Years ago, in a time of considerable personal grief, I read Rilke in Bly’s translation. Looking again at Herbsttag, which he translates as October Day, I found I remembered it very well because of the lines:

Whoever has no house by now will not build.
Whoever is alone now will remain alone….
(trans. Bly)

I had found this sense of rootlessness overwhelmingly sad when first I read the poem, but now something was different, but I wasn’t sure what.
Then, dinner with friends, my wife and I with another couple with a lovely house and an enduring marriage, and the husband and I start talking about this and that, and the Rilke poem comes up and he mentions how profoundly affected he was when he read that image, how he too felt the enormous sadness of the rootlessness, and, as we talk, I realize that my whole sense of the Rilke poem had completely changed.

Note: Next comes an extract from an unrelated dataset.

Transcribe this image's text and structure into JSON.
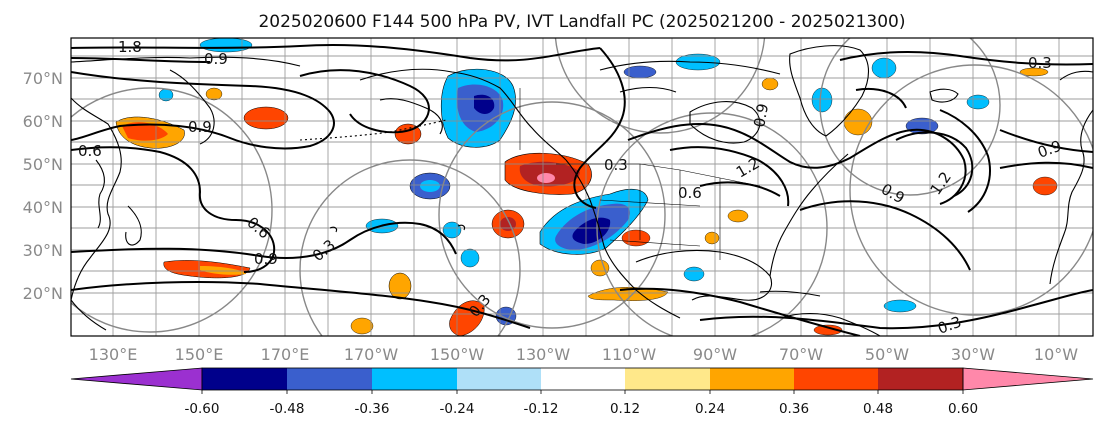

I had thought, naively, that the weight of his poem leaned towards the man with the house and the sadness fell on the man for whom it is too late to build. Yet the life that Rilke chose was not to build. He chose, as Bly puts it in his musings on Rilke’s life, “a city, not much money, one respectable suit, a small room, often on a noisy street because it takes money to purchase silence, meals eaten alone in a dairy restaurant, a sense of being hunted, living as an outsider, the richness all in his chest, none visible on the outside.” This is the life Rilke chose as the right life for him, though his poem makes it clear that he understands the cost of the “right life.” Perhaps the poem is about that moment of choosing, the hand of God offering ripeness and rootlessness as equal gifts, or, maybe, rather, the poem is about the moment of recognition of the choice one has made.

I read over again Bly’s translation, and I read Stephen Mitchell’s translation,
and, finally McIntyre’s translation. None of them would do for me. So, with the help of a friend, a native speaker of German, and a German dictionary borrowed from the library after wasting two bucks on a cheap paperback I thought would do, I set out to make my own:

AUTUMN DAY

Lord, it is time. Summer was so great.
But lay your shadow now on the sundials
and free the winds over the open fields.

Command the late fruit – Be Full.
Give them just two more southern days.
Drive them into completion and chase
the last sweetness into the heavy wine.

The one who has no house now, will have no house.
The one who is alone now, will remain alone,
will lie awake, read, write long letters,
or, restless, wander, here and there,
in the streets, as the fallen leaves blow.

Well, maybe not great, but it is sort of my own, sort of my own version.